The 2003 Norwegian Road Race Champion Gabriel Rasch, who was born in Hole on this day in 1976, has spent his entire professional career riding with his countryman Thor Hushovd, whom he credits with helping him take the step up to the Pro Teams. However, he was unable to move with Hushovd to BMC for the 2012 season.

Aleksejs Saramotins
(image credit: Ralf Seger
CC BY-SA 3.0)
Latvian Aleksejs Saramotins, who was born on this day in 1982, became National Road Race Champion in 2005, 2006, 2007 and 2010.

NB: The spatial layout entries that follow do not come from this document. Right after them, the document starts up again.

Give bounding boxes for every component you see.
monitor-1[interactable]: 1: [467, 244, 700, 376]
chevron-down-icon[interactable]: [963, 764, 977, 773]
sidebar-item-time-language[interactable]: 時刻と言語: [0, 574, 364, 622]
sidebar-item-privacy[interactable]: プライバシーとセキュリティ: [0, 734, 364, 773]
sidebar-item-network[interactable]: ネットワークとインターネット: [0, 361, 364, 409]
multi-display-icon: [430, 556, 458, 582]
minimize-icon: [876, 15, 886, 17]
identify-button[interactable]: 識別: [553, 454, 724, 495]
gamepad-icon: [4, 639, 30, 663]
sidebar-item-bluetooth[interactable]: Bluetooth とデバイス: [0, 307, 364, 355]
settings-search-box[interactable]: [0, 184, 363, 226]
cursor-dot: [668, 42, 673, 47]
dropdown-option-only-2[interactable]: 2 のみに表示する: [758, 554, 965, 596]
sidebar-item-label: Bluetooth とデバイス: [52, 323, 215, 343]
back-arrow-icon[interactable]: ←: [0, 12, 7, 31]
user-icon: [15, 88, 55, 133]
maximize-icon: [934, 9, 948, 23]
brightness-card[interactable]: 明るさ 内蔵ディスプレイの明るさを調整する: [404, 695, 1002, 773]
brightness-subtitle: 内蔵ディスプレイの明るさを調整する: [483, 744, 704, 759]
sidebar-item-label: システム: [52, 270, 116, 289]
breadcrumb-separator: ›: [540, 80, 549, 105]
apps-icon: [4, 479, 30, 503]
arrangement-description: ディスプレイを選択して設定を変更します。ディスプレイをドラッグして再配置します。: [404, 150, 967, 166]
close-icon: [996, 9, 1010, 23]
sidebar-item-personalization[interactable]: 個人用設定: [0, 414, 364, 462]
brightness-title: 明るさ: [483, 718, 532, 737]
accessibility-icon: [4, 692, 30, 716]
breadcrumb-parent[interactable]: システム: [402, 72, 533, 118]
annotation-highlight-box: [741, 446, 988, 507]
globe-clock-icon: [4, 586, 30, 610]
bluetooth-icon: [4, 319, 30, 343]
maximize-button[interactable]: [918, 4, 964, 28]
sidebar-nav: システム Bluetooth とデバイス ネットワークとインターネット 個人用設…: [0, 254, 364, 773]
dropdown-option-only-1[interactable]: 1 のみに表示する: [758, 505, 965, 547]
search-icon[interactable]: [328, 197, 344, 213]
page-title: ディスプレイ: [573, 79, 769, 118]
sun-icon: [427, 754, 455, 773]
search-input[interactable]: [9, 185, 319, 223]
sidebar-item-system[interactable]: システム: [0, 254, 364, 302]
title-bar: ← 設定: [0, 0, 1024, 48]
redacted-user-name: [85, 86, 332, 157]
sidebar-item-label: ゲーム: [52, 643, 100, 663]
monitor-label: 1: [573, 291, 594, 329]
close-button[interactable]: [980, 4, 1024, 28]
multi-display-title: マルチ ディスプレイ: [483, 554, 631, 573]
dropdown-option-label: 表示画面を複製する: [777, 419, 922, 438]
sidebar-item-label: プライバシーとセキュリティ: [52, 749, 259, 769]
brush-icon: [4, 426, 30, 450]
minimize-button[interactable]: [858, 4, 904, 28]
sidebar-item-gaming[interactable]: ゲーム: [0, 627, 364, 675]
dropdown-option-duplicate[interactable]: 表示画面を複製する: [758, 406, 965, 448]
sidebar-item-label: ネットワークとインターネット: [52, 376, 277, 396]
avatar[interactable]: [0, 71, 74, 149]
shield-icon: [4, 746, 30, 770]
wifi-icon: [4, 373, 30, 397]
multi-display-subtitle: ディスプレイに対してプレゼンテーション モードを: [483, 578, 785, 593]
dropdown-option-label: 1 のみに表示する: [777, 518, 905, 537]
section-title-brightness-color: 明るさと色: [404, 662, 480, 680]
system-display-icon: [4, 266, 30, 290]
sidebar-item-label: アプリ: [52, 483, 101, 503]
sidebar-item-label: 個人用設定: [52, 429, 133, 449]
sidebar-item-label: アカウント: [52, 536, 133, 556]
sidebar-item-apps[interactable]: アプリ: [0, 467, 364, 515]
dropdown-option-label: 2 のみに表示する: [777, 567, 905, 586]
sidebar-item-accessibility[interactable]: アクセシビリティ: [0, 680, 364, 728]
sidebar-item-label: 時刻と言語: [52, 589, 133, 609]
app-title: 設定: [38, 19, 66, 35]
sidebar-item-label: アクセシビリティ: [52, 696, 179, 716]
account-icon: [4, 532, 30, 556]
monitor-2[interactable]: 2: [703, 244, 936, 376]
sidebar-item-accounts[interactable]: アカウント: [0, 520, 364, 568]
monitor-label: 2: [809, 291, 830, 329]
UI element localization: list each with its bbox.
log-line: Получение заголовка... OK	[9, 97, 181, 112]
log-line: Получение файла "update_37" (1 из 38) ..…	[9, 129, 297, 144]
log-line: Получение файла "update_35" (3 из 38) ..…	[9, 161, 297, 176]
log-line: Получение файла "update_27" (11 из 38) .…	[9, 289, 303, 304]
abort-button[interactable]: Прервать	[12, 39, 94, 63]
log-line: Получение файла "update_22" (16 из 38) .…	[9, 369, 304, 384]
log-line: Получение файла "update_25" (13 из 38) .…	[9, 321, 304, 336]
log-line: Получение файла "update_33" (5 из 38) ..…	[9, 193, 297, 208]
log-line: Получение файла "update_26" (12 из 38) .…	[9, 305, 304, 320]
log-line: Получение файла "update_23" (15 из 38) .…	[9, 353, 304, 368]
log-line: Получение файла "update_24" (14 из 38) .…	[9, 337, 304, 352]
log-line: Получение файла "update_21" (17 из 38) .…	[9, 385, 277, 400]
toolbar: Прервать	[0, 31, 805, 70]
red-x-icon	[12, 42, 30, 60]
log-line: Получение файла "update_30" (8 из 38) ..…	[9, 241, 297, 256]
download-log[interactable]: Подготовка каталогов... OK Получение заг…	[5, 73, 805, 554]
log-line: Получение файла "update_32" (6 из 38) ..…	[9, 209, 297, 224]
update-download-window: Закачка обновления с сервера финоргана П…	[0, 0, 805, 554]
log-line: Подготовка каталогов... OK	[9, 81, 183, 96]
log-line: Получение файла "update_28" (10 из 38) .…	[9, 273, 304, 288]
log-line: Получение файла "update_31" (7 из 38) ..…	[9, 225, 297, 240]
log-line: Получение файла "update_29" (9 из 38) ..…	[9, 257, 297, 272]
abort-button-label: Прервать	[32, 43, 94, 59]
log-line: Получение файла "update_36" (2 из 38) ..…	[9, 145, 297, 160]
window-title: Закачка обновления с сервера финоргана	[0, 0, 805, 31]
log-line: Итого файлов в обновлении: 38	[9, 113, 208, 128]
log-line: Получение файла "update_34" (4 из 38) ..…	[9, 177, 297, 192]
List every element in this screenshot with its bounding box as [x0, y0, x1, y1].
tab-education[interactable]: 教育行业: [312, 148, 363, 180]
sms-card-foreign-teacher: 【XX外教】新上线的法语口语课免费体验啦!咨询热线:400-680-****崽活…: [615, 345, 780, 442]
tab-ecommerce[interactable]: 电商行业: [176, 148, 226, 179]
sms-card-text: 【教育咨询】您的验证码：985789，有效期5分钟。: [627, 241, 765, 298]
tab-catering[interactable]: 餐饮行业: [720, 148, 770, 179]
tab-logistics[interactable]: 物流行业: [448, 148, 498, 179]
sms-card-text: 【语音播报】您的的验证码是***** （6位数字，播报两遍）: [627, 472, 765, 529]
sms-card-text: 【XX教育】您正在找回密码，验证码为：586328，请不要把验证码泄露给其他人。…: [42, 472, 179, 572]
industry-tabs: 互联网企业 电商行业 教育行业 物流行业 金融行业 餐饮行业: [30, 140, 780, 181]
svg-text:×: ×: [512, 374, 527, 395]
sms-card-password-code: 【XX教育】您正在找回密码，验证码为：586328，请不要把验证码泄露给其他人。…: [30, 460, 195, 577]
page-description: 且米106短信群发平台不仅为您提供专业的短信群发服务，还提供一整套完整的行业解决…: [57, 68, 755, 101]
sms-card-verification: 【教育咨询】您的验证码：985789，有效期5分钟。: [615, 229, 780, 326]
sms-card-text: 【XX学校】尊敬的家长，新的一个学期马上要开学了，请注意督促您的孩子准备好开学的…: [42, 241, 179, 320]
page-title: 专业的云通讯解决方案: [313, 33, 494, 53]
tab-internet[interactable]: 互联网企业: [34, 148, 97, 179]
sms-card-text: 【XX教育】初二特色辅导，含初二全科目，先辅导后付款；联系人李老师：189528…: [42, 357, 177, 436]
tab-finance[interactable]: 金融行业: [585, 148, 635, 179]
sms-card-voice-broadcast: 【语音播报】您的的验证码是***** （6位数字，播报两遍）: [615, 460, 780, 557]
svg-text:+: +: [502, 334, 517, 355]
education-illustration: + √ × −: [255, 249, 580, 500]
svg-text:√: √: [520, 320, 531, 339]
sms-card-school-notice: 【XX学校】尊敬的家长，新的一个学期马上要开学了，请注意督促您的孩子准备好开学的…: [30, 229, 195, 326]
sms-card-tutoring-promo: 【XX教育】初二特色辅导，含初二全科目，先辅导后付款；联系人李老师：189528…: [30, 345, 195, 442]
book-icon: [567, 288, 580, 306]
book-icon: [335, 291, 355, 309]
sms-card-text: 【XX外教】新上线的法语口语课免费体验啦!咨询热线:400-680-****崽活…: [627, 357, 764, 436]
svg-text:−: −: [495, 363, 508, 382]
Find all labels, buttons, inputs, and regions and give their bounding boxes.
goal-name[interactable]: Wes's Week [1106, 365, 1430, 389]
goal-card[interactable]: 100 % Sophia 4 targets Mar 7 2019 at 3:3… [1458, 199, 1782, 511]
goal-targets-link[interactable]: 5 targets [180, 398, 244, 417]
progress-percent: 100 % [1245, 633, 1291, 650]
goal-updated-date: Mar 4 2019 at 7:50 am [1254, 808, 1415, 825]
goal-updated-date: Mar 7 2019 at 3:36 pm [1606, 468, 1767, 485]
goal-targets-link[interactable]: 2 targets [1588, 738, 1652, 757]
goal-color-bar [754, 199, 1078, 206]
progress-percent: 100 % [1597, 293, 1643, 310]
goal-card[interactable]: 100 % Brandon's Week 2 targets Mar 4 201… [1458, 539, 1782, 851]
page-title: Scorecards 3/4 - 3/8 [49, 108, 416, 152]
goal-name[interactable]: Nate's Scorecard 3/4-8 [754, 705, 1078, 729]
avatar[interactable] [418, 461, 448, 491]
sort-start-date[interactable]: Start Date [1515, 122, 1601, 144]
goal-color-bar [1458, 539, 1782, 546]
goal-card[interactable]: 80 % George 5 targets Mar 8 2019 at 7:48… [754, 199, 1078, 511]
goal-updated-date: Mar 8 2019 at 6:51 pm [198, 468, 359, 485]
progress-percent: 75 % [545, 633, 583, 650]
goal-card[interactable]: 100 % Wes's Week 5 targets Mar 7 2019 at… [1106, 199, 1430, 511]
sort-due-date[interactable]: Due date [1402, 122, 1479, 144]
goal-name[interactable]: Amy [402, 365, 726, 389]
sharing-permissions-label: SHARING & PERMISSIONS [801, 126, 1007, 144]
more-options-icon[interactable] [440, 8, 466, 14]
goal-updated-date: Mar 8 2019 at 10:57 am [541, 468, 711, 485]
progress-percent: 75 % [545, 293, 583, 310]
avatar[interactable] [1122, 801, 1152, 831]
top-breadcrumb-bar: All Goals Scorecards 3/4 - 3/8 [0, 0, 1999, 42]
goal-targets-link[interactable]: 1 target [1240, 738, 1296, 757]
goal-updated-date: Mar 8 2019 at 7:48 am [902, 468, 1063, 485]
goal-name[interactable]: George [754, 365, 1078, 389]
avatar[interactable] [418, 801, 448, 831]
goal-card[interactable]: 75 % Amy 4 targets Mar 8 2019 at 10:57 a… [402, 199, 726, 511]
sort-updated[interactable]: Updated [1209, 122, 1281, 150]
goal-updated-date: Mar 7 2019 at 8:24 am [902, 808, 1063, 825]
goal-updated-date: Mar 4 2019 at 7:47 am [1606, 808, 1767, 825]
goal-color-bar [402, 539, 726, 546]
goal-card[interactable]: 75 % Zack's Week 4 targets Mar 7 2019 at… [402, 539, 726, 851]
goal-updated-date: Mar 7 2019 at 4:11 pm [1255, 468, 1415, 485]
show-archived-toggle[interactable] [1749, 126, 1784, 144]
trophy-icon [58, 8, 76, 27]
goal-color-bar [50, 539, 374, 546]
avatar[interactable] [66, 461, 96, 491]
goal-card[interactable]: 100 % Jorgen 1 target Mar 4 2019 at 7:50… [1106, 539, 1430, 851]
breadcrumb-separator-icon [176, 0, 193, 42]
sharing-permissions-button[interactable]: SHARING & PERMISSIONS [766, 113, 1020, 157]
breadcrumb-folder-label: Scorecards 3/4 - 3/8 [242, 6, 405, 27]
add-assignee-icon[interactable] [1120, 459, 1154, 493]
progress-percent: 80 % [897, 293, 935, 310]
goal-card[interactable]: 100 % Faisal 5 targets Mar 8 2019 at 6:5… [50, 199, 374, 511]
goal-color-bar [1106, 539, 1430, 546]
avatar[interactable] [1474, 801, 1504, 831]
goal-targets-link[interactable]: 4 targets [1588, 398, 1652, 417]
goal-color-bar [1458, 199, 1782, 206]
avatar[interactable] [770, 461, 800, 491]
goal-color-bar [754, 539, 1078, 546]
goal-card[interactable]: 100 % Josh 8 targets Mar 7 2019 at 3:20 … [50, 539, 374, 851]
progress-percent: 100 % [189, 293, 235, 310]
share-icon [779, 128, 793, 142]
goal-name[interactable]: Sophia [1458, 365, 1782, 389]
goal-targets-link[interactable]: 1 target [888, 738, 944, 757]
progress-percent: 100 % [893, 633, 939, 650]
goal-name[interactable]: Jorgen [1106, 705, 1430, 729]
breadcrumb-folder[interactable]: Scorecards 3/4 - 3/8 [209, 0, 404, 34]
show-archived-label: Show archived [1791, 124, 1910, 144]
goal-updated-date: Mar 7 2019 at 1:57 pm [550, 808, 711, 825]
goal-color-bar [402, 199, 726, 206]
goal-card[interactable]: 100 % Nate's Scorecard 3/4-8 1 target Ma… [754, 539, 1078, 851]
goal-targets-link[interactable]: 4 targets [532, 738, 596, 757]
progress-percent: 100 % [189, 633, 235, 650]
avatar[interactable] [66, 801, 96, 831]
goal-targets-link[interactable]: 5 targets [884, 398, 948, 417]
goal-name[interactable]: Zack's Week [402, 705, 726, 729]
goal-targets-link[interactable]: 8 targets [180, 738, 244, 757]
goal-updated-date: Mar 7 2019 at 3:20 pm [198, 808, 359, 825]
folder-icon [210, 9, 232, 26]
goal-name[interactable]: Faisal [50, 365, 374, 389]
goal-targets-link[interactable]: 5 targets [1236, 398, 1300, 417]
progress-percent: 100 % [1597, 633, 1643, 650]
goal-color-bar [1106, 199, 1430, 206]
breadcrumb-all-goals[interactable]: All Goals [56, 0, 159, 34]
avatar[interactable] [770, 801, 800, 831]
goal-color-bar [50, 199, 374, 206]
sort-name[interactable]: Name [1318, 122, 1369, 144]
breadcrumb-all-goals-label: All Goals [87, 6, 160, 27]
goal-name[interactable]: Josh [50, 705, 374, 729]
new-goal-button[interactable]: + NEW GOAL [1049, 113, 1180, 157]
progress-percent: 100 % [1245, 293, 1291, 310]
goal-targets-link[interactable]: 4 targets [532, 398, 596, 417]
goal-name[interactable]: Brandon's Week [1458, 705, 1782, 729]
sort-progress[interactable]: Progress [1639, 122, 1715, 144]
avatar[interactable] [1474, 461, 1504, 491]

Maarten Ducrot, born in Vlissingen, Netherlands on this day in 1958, entered five Tours de France and finished four - in 1985, he won Stage 9 and received the Combativity Award. Since 2004, he has been a cycling commentator on Dutch television and - with former professionals Steven Rooks and Peter Winnen - confessed on the Reporter show that he had doped; using cortisone, testosterone and Synacthen, a drug that stimulates the adrenal glands and which he called "a very bad medicine."

Melcior Mauri, born in Vic, Spain on this day in 1966, won the 1991 Vuelta a Espana. Since retiring from road cycling, he ha competed in mountain biking events and won the Moroccan Titan Desert Race in 2007.

Other births: Mauro da Dalto (Italy, 1981); Medhadi Al-Dosari (Saudi Arabia, 1976); Kim Gwang-Seon (South Korea, 1946); Dick Paris (Australia, 1942); Luís Sepúlveda (Chile, 1974); Tim Peddie (USA, 1970); Alain Bondue (France, 1959); Pedro Sánchez (Colombia, 1940); Pete Loncarevich (USA, 1966).